This artist concept shows a NASA-developed small-core jet engine installed in General Electric Aerospace’s CFM RISE jet engine design. The more fuel-efficient small core powers a large open turbofan, which also helps increase efficiency. The effort is part of NASA’s Sustainable Flight National Partnership to help inform the next generation of ultra-efficient airliners.
image ©GE Aerospace

NASA, in partnership with GE Aerospace, is designing a new jet engine concept aimed at the next generation of ultra-efficient airliners

The initiative, part of NASA’s goal to enhance the sustainability of the aviation industry, focuses on developing a small core for a hybrid-electric turbofan jet engine, which promises to reduce fuel burn by 10% compared to contemporary engines.

Sustainability within the aviation industry 

A jet engine’s core is crucial as it is where compressed air is mixed with fuel and ignited to generate power. By making this core smaller, NASA aims to improve fuel efficiency and cut down on carbon emissions. 

This project, Hybrid Thermally Efficient Core (HyTEC), aims to demonstrate the potential of this compact core technology and make it ready for integration into next-generation aircraft by the 2030s. 

NASA’s Sustainable Flight National Partnership

HyTEC plays a significant role in NASA’s Sustainable Flight National Partnership.

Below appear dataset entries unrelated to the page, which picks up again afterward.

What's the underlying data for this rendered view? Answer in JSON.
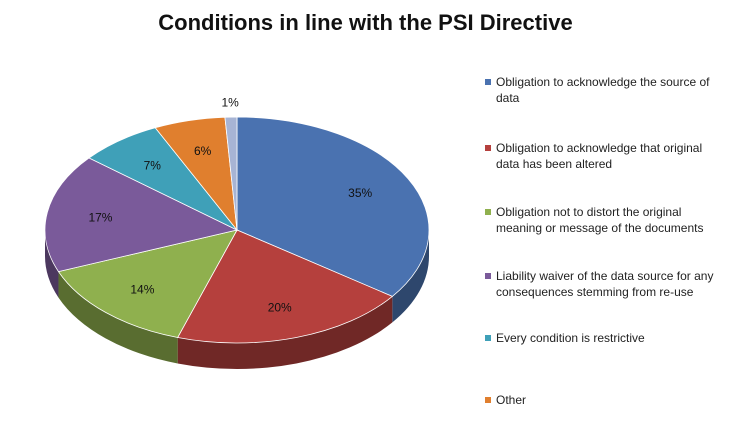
{
  "chart_data": {
    "type": "pie",
    "title": "Conditions in line with the PSI Directive",
    "legend_position": "right",
    "slices": [
      {
        "label": "Obligation to acknowledge the source of data",
        "value": 35,
        "display": "35%",
        "color": "#4a72b0"
      },
      {
        "label": "Obligation to acknowledge that original data has been altered",
        "value": 20,
        "display": "20%",
        "color": "#b5403d"
      },
      {
        "label": "Obligation not to distort the original meaning or message of the documents",
        "value": 14,
        "display": "14%",
        "color": "#8fb04e"
      },
      {
        "label": "Liability waiver of the data source for any consequences stemming from re-use",
        "value": 17,
        "display": "17%",
        "color": "#7a5a9a"
      },
      {
        "label": "Every condition is restrictive",
        "value": 7,
        "display": "7%",
        "color": "#3fa0b8"
      },
      {
        "label": "Other",
        "value": 6,
        "display": "6%",
        "color": "#e07f2e"
      },
      {
        "label": "",
        "value": 1,
        "display": "1%",
        "color": "#a7b4d4"
      }
    ]
  }
}
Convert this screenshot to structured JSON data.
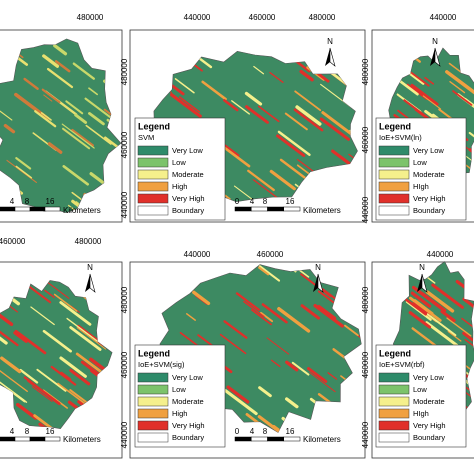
{
  "panels": [
    {
      "top_ticks": [
        "480000"
      ],
      "left_ticks": [],
      "legend": null,
      "scale": [
        "4",
        "8",
        "16"
      ],
      "units": "Kilometers",
      "north": null
    },
    {
      "top_ticks": [
        "440000",
        "460000",
        "480000"
      ],
      "left_ticks": [
        "480000",
        "460000",
        "440000"
      ],
      "legend": {
        "title": "Legend",
        "model": "SVM",
        "items": [
          "Very Low",
          "Low",
          "Moderate",
          "High",
          "Very High",
          "Boundary"
        ]
      },
      "scale": [
        "0",
        "4",
        "8",
        "16"
      ],
      "units": "Kilometers",
      "north": "N"
    },
    {
      "top_ticks": [
        "440000"
      ],
      "left_ticks": [
        "480000",
        "460000",
        "440000"
      ],
      "legend": {
        "title": "Legend",
        "model": "IoE+SVM(ln)",
        "items": [
          "Very Low",
          "Low",
          "Moderate",
          "HIgh",
          "Very High",
          "Boundary"
        ]
      },
      "scale": [],
      "units": null,
      "north": "N"
    },
    {
      "top_ticks": [
        "460000",
        "480000"
      ],
      "left_ticks": [],
      "legend": null,
      "scale": [
        "4",
        "8",
        "16"
      ],
      "units": "Kilometers",
      "north": "N"
    },
    {
      "top_ticks": [
        "440000",
        "460000"
      ],
      "left_ticks": [
        "480000",
        "460000",
        "440000"
      ],
      "legend": {
        "title": "Legend",
        "model": "IoE+SVM(sig)",
        "items": [
          "Very Low",
          "Low",
          "Moderate",
          "High",
          "Very High",
          "Boundary"
        ]
      },
      "scale": [
        "0",
        "4",
        "8",
        "16"
      ],
      "units": "Kilometers",
      "north": "N"
    },
    {
      "top_ticks": [
        "440000"
      ],
      "left_ticks": [
        "480000",
        "460000",
        "440000"
      ],
      "legend": {
        "title": "Legend",
        "model": "IoE+SVM(rbf)",
        "items": [
          "Very Low",
          "Low",
          "Moderate",
          "HIgh",
          "Very High",
          "Boundary"
        ]
      },
      "scale": [],
      "units": null,
      "north": "N"
    }
  ]
}
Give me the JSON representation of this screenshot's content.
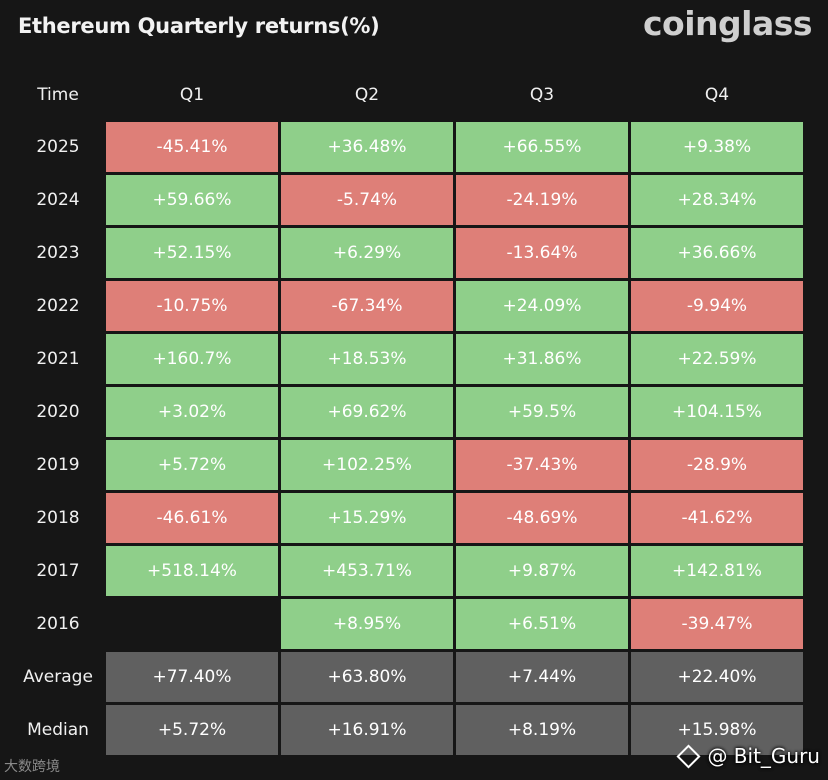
{
  "header": {
    "title": "Ethereum Quarterly returns(%)",
    "brand": "coinglass"
  },
  "chart_data": {
    "type": "table",
    "title": "Ethereum Quarterly returns(%)",
    "columns": [
      "Time",
      "Q1",
      "Q2",
      "Q3",
      "Q4"
    ],
    "rows": [
      {
        "label": "2025",
        "cells": [
          "-45.41%",
          "+36.48%",
          "+66.55%",
          "+9.38%"
        ]
      },
      {
        "label": "2024",
        "cells": [
          "+59.66%",
          "-5.74%",
          "-24.19%",
          "+28.34%"
        ]
      },
      {
        "label": "2023",
        "cells": [
          "+52.15%",
          "+6.29%",
          "-13.64%",
          "+36.66%"
        ]
      },
      {
        "label": "2022",
        "cells": [
          "-10.75%",
          "-67.34%",
          "+24.09%",
          "-9.94%"
        ]
      },
      {
        "label": "2021",
        "cells": [
          "+160.7%",
          "+18.53%",
          "+31.86%",
          "+22.59%"
        ]
      },
      {
        "label": "2020",
        "cells": [
          "+3.02%",
          "+69.62%",
          "+59.5%",
          "+104.15%"
        ]
      },
      {
        "label": "2019",
        "cells": [
          "+5.72%",
          "+102.25%",
          "-37.43%",
          "-28.9%"
        ]
      },
      {
        "label": "2018",
        "cells": [
          "-46.61%",
          "+15.29%",
          "-48.69%",
          "-41.62%"
        ]
      },
      {
        "label": "2017",
        "cells": [
          "+518.14%",
          "+453.71%",
          "+9.87%",
          "+142.81%"
        ]
      },
      {
        "label": "2016",
        "cells": [
          "",
          "+8.95%",
          "+6.51%",
          "-39.47%"
        ]
      }
    ],
    "summary": [
      {
        "label": "Average",
        "cells": [
          "+77.40%",
          "+63.80%",
          "+7.44%",
          "+22.40%"
        ]
      },
      {
        "label": "Median",
        "cells": [
          "+5.72%",
          "+16.91%",
          "+8.19%",
          "+15.98%"
        ]
      }
    ]
  },
  "watermarks": {
    "left": "大数跨境",
    "right": "@ Bit_Guru"
  },
  "colors": {
    "positive": "#8fcf8a",
    "negative": "#de7f78",
    "summary": "#606060",
    "background": "#161616"
  }
}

HyTEC is divided into two phases. The first phase was dedicated to selecting the component technologies for the core demonstrator. Researchers focused on exploring innovative materials capable of withstanding higher temperatures and pressures, which are necessary for a smaller core that maintains the same level of thrust as current jet engines.

The second phase, which is just beginning, involves the design, construction, and testing of this compact core. This phase is a complex endeavour that combines various advanced technologies to create a new type of engine. The ultimate goal is to prove the capabilities of HyTEC’s compact core through ground testing.

A critical aspect of the project is the development of new materials that can endure the increased heat and pressure resulting from the reduced core size. This materials research, along with advancements in aerodynamics, is essential to achieving the desired improvements in fuel efficiency and emissions reduction.

Higher bypass ratio to emit fewer carbon emissions

The HyTEC program also aims to enable a higher bypass ratio. This term describes the relationship between the air flowing through the engine core and the air bypassing the core. 

By reducing the core size and increasing the size of the turbofan, while maintaining the same thrust output, the HyTEC engine concept will use less fuel and emit fewer carbon emissions.

Another innovative feature of HyTEC is its hybrid-electric capability. The engine core will be increased by electrical power, further reducing fuel consumption and carbon emissions. This hybrid-electric design positions HyTEC as potentially the first production engine for airliners with hybrid-electric capabilities.

The collaboration between NASA and GE Aerospace builds on a long history of advancing aviation technologies. 

As Phase 2 progresses, the aviation industry looks forward to the potential of this technology to shape the future of more environmentally friendly air travel.